La Zone d’activités commerciales et administratives (Zaca) de Ouagadougou accueillera le futur siège de Moov Africa, l’Office national des télécommunications (Onatel-SA). Sur une superficie de 7 000 m2, c’est un bâtiment R+5, extensible à R+7, qui verra le jour dans le délai maximal de 26 mois. Ce projet d’environ 9 milliards de FCFA est « un acte fort » de Moov Africa salué par les autorités gouvernementales, traditionnelles et communales qui ont assisté et procédé à la pose de la première pierre ce mardi 3 février 2026.


« Cette première pierre symbolise le socle sur lequel nous construirons ensemble l’opérateur de télécommunication de référence, moderne, performant et pleinement engagé dans la transformation digitale dans notre pays », a laissé entendre Mohamed Karim, Directeur général de Moov Africa Burkina. Témoignant sa gratitude au gouvernement qui, à travers « le leadership éclairé » du Chef de l’État, démontre l’importance que les autorités accordent « aux infrastructures structurantes dans le pays ».
Outre la consolidation des capacités institutionnelles de Onatel-SA et la modernisation du secteur des communications, la réalisation de ce siège renforce le développement des infrastructures et participe à l’effectivité de la souveraineté numérique du pays.
Une réponse à l’appel du Chef de l’Etat
Ce projet est un chantier d’envergure qui a reçu les encouragements du gouvernement représenté Dr Aminata Zerbo/Sabané, ministre de la transition digitale, des postes et des communications électroniques. Dans son allocution livrée par délégation du Premier ministre, ce dernier voit en ce projet « un acte de foi en l’avenir de notre pays et au rayonnement de notre capitale ». Participant activement au dynamisme socio-économique du Burkina Faso, Moov Africa répond aux obligations à la loi du 29 décembre 2025 demandant aux entreprises avec un chiffre d’affaires supérieur à 6 milliards, d’ériger un siège national.

Pour la ministre Sabané, en franchissant ce pas, Moov démontre « son attachement au développement de notre pays, son ancrage durable dans le paysage numérique de notre pays et son ambition d’être une entreprise moderne qui va contribuer aux ambitions du gouvernement en matière de transformation numérique ».
Si, d’une part, le Chef de l’exécutif considère que « l’investissement de 9 milliards constitue un signal fort et témoigne de la stabilité de l’entreprise et de la confiance placée dans notre pays », il exhorte, d’autres part, les entreprises de la même envergure à suivre l’exemple de Moov Africa.
Un siège innovant et ultra moderne pour la performance
Alliant vitrerie, bois et fer, le projet respectera les normes environnementales les plus strictes, grâce à l’utilisation d’énergies renouvelables notamment, et globalement, à la gestion intelligente des ressources énergétiques. Assumant ainsi sa responsabilité écologique, Moov Africa veut anticiper sur les défis futurs en faisant de ce bâtiment un espace intégrant les dernières avancées en matière de connectivité ultra-rapide.

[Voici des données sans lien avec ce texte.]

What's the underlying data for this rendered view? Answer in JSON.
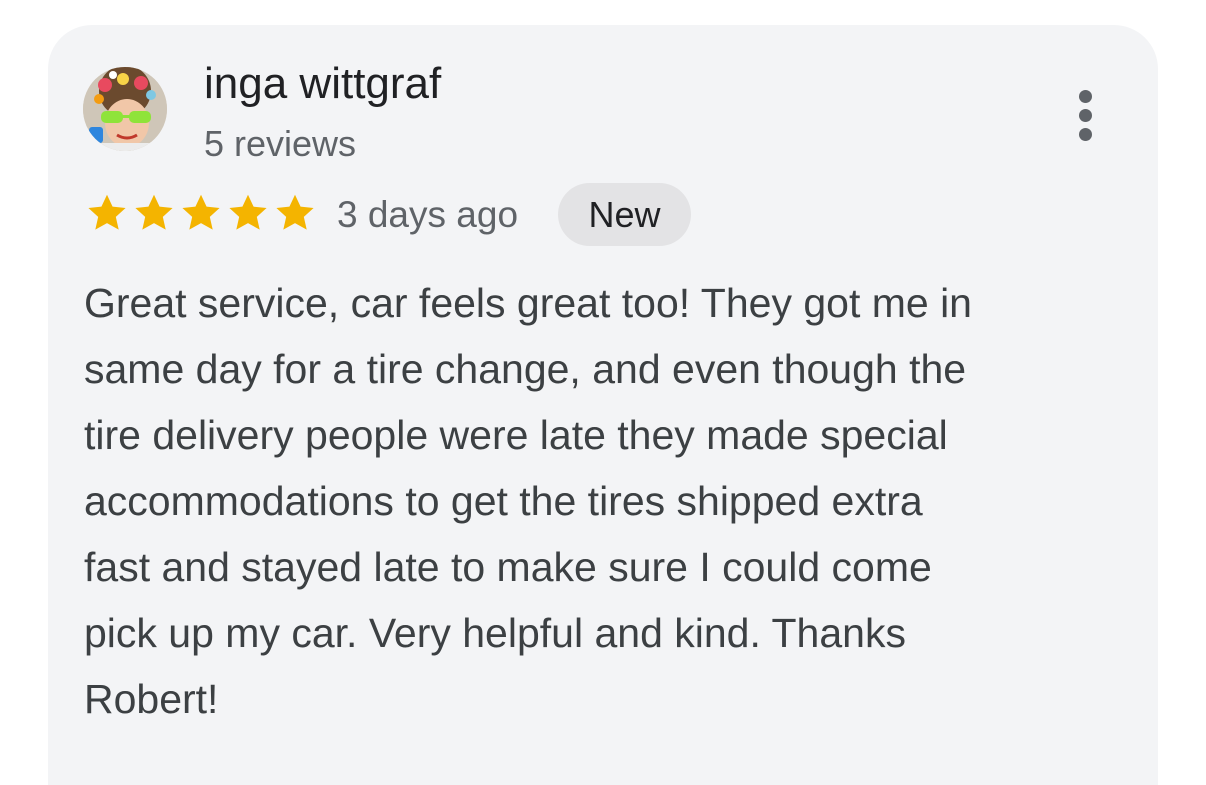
{
  "review": {
    "author": {
      "name": "inga wittgraf",
      "reviews_count": "5 reviews",
      "avatar_icon": "user-avatar-photo"
    },
    "rating": 5,
    "rating_max": 5,
    "time_ago": "3 days ago",
    "badge": "New",
    "text": "Great service, car feels great too! They got me in\nsame day for a tire change, and even though the\ntire delivery people were late they made special\naccommodations to get the tires shipped extra\nfast and stayed late to make sure I could come\npick up my car. Very helpful and kind. Thanks\nRobert!",
    "more_options_icon": "more-vert-icon"
  },
  "colors": {
    "card_background": "#f3f4f6",
    "star": "#f4b400",
    "badge_background": "#e3e3e5",
    "primary_text": "#202124",
    "secondary_text": "#5f6368"
  }
}
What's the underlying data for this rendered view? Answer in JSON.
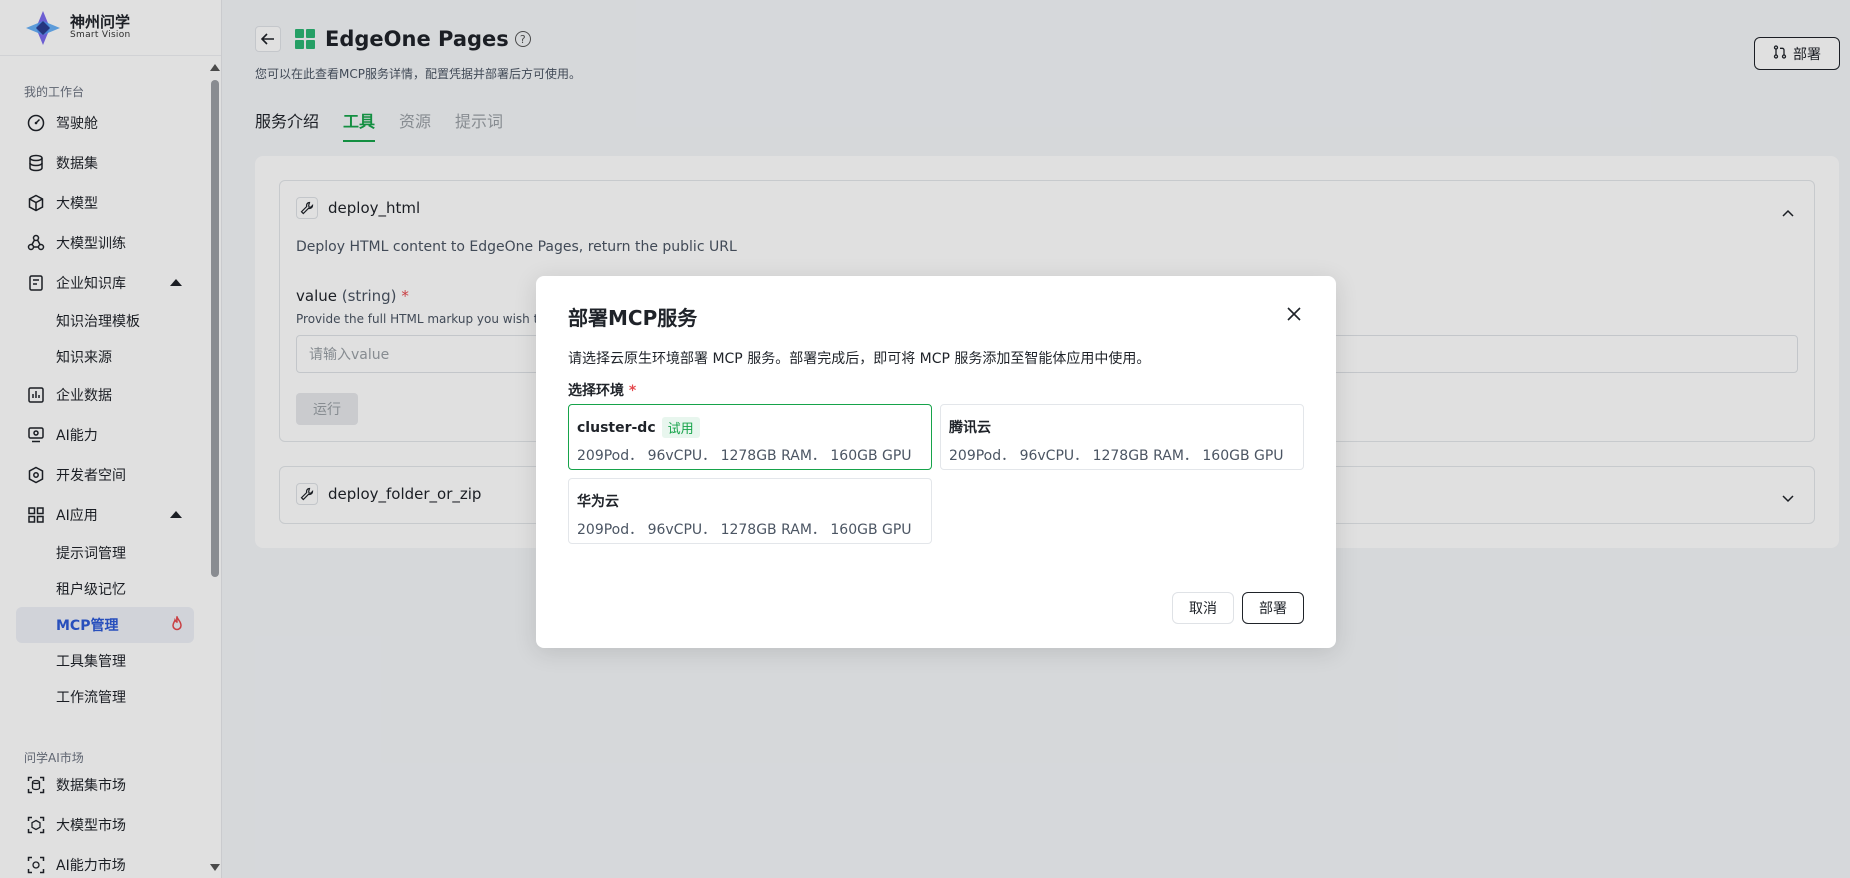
{
  "brand": {
    "name_cn": "神州问学",
    "name_en": "Smart Vision"
  },
  "sidebar": {
    "group1": "我的工作台",
    "items": [
      {
        "label": "驾驶舱",
        "icon": "dashboard-icon"
      },
      {
        "label": "数据集",
        "icon": "database-icon"
      },
      {
        "label": "大模型",
        "icon": "cube-icon"
      },
      {
        "label": "大模型训练",
        "icon": "training-icon"
      },
      {
        "label": "企业知识库",
        "icon": "knowledge-icon",
        "expanded": true
      },
      {
        "label": "知识治理模板",
        "sub": true
      },
      {
        "label": "知识来源",
        "sub": true
      },
      {
        "label": "企业数据",
        "icon": "chart-icon"
      },
      {
        "label": "AI能力",
        "icon": "monitor-icon"
      },
      {
        "label": "开发者空间",
        "icon": "developer-icon"
      },
      {
        "label": "AI应用",
        "icon": "apps-icon",
        "expanded": true
      },
      {
        "label": "提示词管理",
        "sub": true
      },
      {
        "label": "租户级记忆",
        "sub": true
      },
      {
        "label": "MCP管理",
        "sub": true,
        "active": true
      },
      {
        "label": "工具集管理",
        "sub": true
      },
      {
        "label": "工作流管理",
        "sub": true
      }
    ],
    "group2": "问学AI市场",
    "market": [
      {
        "label": "数据集市场",
        "icon": "dataset-market-icon"
      },
      {
        "label": "大模型市场",
        "icon": "model-market-icon"
      },
      {
        "label": "AI能力市场",
        "icon": "ai-market-icon"
      }
    ]
  },
  "page": {
    "title": "EdgeOne Pages",
    "subtitle": "您可以在此查看MCP服务详情，配置凭据并部署后方可使用。",
    "deploy_label": "部署",
    "tabs": [
      {
        "label": "服务介绍",
        "state": "normal"
      },
      {
        "label": "工具",
        "state": "active"
      },
      {
        "label": "资源",
        "state": "muted"
      },
      {
        "label": "提示词",
        "state": "muted"
      }
    ]
  },
  "tools": [
    {
      "name": "deploy_html",
      "description": "Deploy HTML content to EdgeOne Pages, return the public URL",
      "param_name": "value",
      "param_type": "(string)",
      "param_required": "*",
      "param_hint": "Provide the full HTML markup you wish to",
      "placeholder": "请输入value",
      "run_label": "运行"
    },
    {
      "name": "deploy_folder_or_zip"
    }
  ],
  "modal": {
    "title": "部署MCP服务",
    "description": "请选择云原生环境部署 MCP 服务。部署完成后，即可将 MCP 服务添加至智能体应用中使用。",
    "env_label": "选择环境",
    "env_required": "*",
    "environments": [
      {
        "name": "cluster-dc",
        "badge": "试用",
        "spec": "209Pod． 96vCPU． 1278GB RAM． 160GB GPU",
        "selected": true
      },
      {
        "name": "腾讯云",
        "spec": "209Pod． 96vCPU． 1278GB RAM． 160GB GPU"
      },
      {
        "name": "华为云",
        "spec": "209Pod． 96vCPU． 1278GB RAM． 160GB GPU"
      }
    ],
    "cancel_label": "取消",
    "confirm_label": "部署"
  },
  "colors": {
    "accent_green": "#16a34a",
    "active_blue": "#2e5bd7",
    "required_red": "#e5484d",
    "fire_red": "#e5484d"
  }
}
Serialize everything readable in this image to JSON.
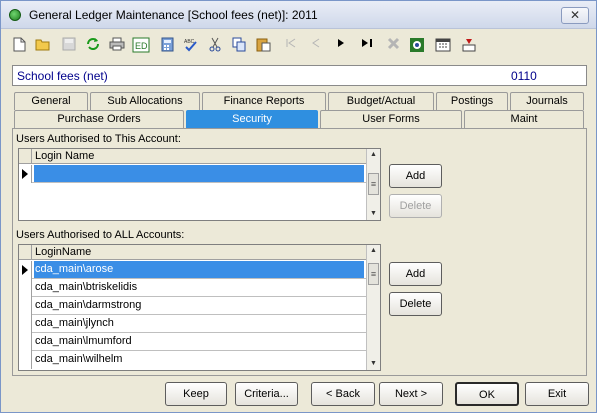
{
  "window": {
    "title": "General Ledger Maintenance  [School fees (net)]:  2011",
    "close_label": "✕"
  },
  "toolbar": {
    "icons": [
      {
        "name": "new-icon",
        "glyph": "🗋",
        "enabled": true
      },
      {
        "name": "open-icon",
        "glyph": "📂",
        "enabled": true
      },
      {
        "name": "save-icon",
        "glyph": "💾",
        "enabled": false
      },
      {
        "name": "refresh-icon",
        "glyph": "⟳",
        "enabled": true
      },
      {
        "name": "print-icon",
        "glyph": "🖶",
        "enabled": true
      },
      {
        "name": "edit-icon",
        "glyph": "ED",
        "enabled": true
      },
      {
        "name": "calculator-icon",
        "glyph": "▦",
        "enabled": true
      },
      {
        "name": "spellcheck-icon",
        "glyph": "✔",
        "enabled": true
      },
      {
        "name": "cut-icon",
        "glyph": "✂",
        "enabled": true
      },
      {
        "name": "copy-icon",
        "glyph": "⧉",
        "enabled": true
      },
      {
        "name": "paste-icon",
        "glyph": "📋",
        "enabled": true
      },
      {
        "name": "first-record-icon",
        "glyph": "|◀",
        "enabled": false
      },
      {
        "name": "previous-record-icon",
        "glyph": "◀",
        "enabled": false
      },
      {
        "name": "next-record-icon",
        "glyph": "▶",
        "enabled": true
      },
      {
        "name": "last-record-icon",
        "glyph": "▶|",
        "enabled": true
      },
      {
        "name": "delete-record-icon",
        "glyph": "✖",
        "enabled": false
      },
      {
        "name": "find-icon",
        "glyph": "⊞",
        "enabled": true
      },
      {
        "name": "calendar-icon",
        "glyph": "▤",
        "enabled": true
      },
      {
        "name": "exit-icon",
        "glyph": "⏏",
        "enabled": true
      }
    ]
  },
  "account": {
    "name": "School fees (net)",
    "code": "0110"
  },
  "tabs": {
    "row1": [
      "General",
      "Sub Allocations",
      "Finance Reports",
      "Budget/Actual",
      "Postings",
      "Journals"
    ],
    "row2": [
      "Purchase Orders",
      "Security",
      "User Forms",
      "Maint"
    ],
    "active": "Security"
  },
  "users_this": {
    "label": "Users Authorised to This Account:",
    "column": "Login Name",
    "rows": [
      ""
    ],
    "add_label": "Add",
    "delete_label": "Delete"
  },
  "users_all": {
    "label": "Users Authorised to ALL Accounts:",
    "column": "LoginName",
    "rows": [
      "cda_main\\arose",
      "cda_main\\btriskelidis",
      "cda_main\\darmstrong",
      "cda_main\\jlynch",
      "cda_main\\lmumford",
      "cda_main\\wilhelm"
    ],
    "add_label": "Add",
    "delete_label": "Delete"
  },
  "footer": {
    "keep": "Keep",
    "criteria": "Criteria...",
    "back": "< Back",
    "next": "Next >",
    "ok": "OK",
    "exit": "Exit"
  }
}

Entre transparence et fluidité des échanges, le futur siège sera « un lieu d’innovation, de dialogue social exemplaire et de création de la valeur durable pour le Burkina Faso ». C’est du moins le vœu exprimé par Mohamed Karim pour qui ce siège vise aussi à « raffermir l’image de modernité et d’excellence » de Moov Africa, et à offrir au personnel « des conditions de travail exemplaires propices à la performance, à l’innovation et à l’épanouissement professionnel ».
Le Président du Conseil d’Administration de Moov Africa, quant à lui, précise que cet ambitieux projet fait partie de leurs préoccupations depuis quelques années. Ragnang-newindé Isidore Tiemtoré, rappelant que depuis sa création l’Onatel est sur ses anciennes installation, se réjouit de ce lancement des travaux.
C’est dans ce sens que le DG y voit « une étape majeure » dans l’histoire de l’opérateur national de télécommunication qui « traduit une vision claire, assumée et résolument tournée vers l’avenir ».